According to Azure AI Content Safety, it can identify texts and pictures that are “inappropriate” and rate their seriousness.
On Tuesday, Microsoft released a content moderation tool allegedly capable of recognizing “inappropriate” pictures and text in eight different languages and classifying their seriousness.
This tool, known as Azure AI Content Safety, is “designed to foster safer online environments and communities,” according to Microsoft. Additionally, the software company told TechCrunch in an email that it aims to remove “biased, sexist, racist, hateful, violent, and self-harm content.” Although it is a feature of Microsoft’s Azure OpenAI Service AI dashboard, it may also be used in non-AI systems like social networking sites and online games.
Microsoft lets users “fine-tune” the context filters in Azure AI, and the severity rankings should make it possible for human moderators to quickly audit material in order to prevent some of the more typical problems with AI content moderation. A representative said that “a team of linguistic and fairness experts” had developed the rules for the program, “taking into account cultural [sic], language, and context.”

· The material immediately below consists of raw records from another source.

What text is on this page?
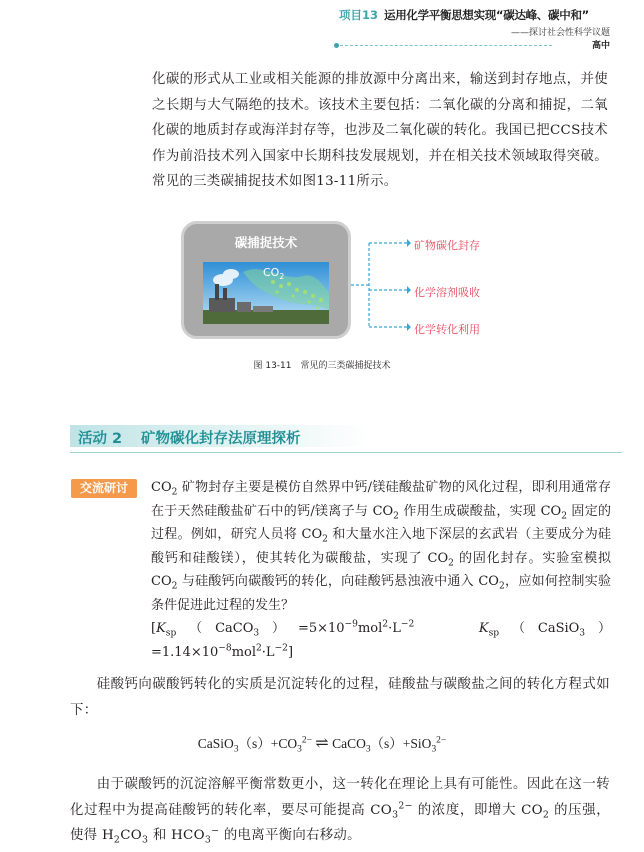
项目13 运用化学平衡思想实现“碳达峰、碳中和”
——探讨社会性科学议题
高中

化碳的形式从工业或相关能源的排放源中分离出来，输送到封存地点，并使之长期与大气隔绝的技术。该技术主要包括：二氧化碳的分离和捕捉，二氧化碳的地质封存或海洋封存等，也涉及二氧化碳的转化。我国已把CCS技术作为前沿技术列入国家中长期科技发展规划，并在相关技术领域取得突破。常见的三类碳捕捉技术如图13-11所示。

碳捕捉技术
$CO_2$
矿物碳化封存
化学溶剂吸收
化学转化利用
图 13-11　常见的三类碳捕捉技术
活动 2 矿物碳化封存法原理探析
交流研讨	$CO_2$ 矿物封存主要是模仿自然界中钙/镁硅酸盐矿物的风化过程，即利用通常存在于天然硅酸盐矿石中的钙/镁离子与 $CO_2$ 作用生成碳酸盐，实现 $CO_2$ 固定的过程。例如，研究人员将 $CO_2$ 和大量水注入地下深层的玄武岩（主要成分为硅酸钙和硅酸镁），使其转化为碳酸盐，实现了 $CO_2$ 的固化封存。实验室模拟 $CO_2$ 与硅酸钙向碳酸钙的转化，向硅酸钙悬浊液中通入 $CO_2$，应如何控制实验条件促进此过程的发生？
[$K_{sp}(CaCO_3)=5\times 10^{-9}mol^2\cdot L^{-2}$　　	$K_{sp}(CaSiO_3)=1.14\times 10^{-8}mol^2\cdot L^{-2}$]

硅酸钙向碳酸钙转化的实质是沉淀转化的过程，硅酸盐与碳酸盐之间的转化方程式如下：

$CaSiO_3(s)+CO_3^{2-}$ ⇌ CaCO$_3$（s）+SiO$_3^{2-}$

由于碳酸钙的沉淀溶解平衡常数更小，这一转化在理论上具有可能性。因此在这一转化过程中为提高硅酸钙的转化率，要尽可能提高 $CO_3^{2-}$ 的浓度，即增大 $CO_2$ 的压强，使得 $H_2CO_3$ 和 $HCO_3^-$ 的电离平衡向右移动。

According to a Microsoft representative who talked to TechCrunch, the new model is “able to understand content and cultural context so much better” than earlier models, which often missed context cues and excessively flagged appropriate stuff. They did, however, recognize that no AI was flawless and “recommend[ed] using a human-in-the-loop to verify results.”
The Azure AI technology is the same as the coding that prevents Microsoft’s AI chatbot Bing from becoming rogue, which may worry early customers of the ChatGPT competition. When Bing first appeared in February, it made headlines for its memorable attempts to persuade journalists to divorce their partners, denials of simple information like the day and year, threats to end mankind, and the rewriting of history. Microsoft restricted Bing conversations to five questions per session and 50 queries per day after receiving a lot of bad press.
Since Azure AI, like other AI content moderation algorithms, depends on human annotators to identify the material it learns from, its creators’ objectivity is the only thing that matters. The business still bans the ability to visually search for not only gorillas but all primates out of concern that its system would mistakenly identify a person, over ten years after Google’s AI image analysis program incorrectly classified photographs of black individuals as gorillas.
Microsoft disbanded its AI ethics and safety team in March despite the fact that the business was spending billions more in its collaboration with the startup that created the chatbot OpenAI and the buzz around massive language models like ChatGPT was at an all-time high. The corporation has increased the number of employees working on artificial general intelligence (AGI), which is the process through which a computer program may develop concepts that weren’t built into it.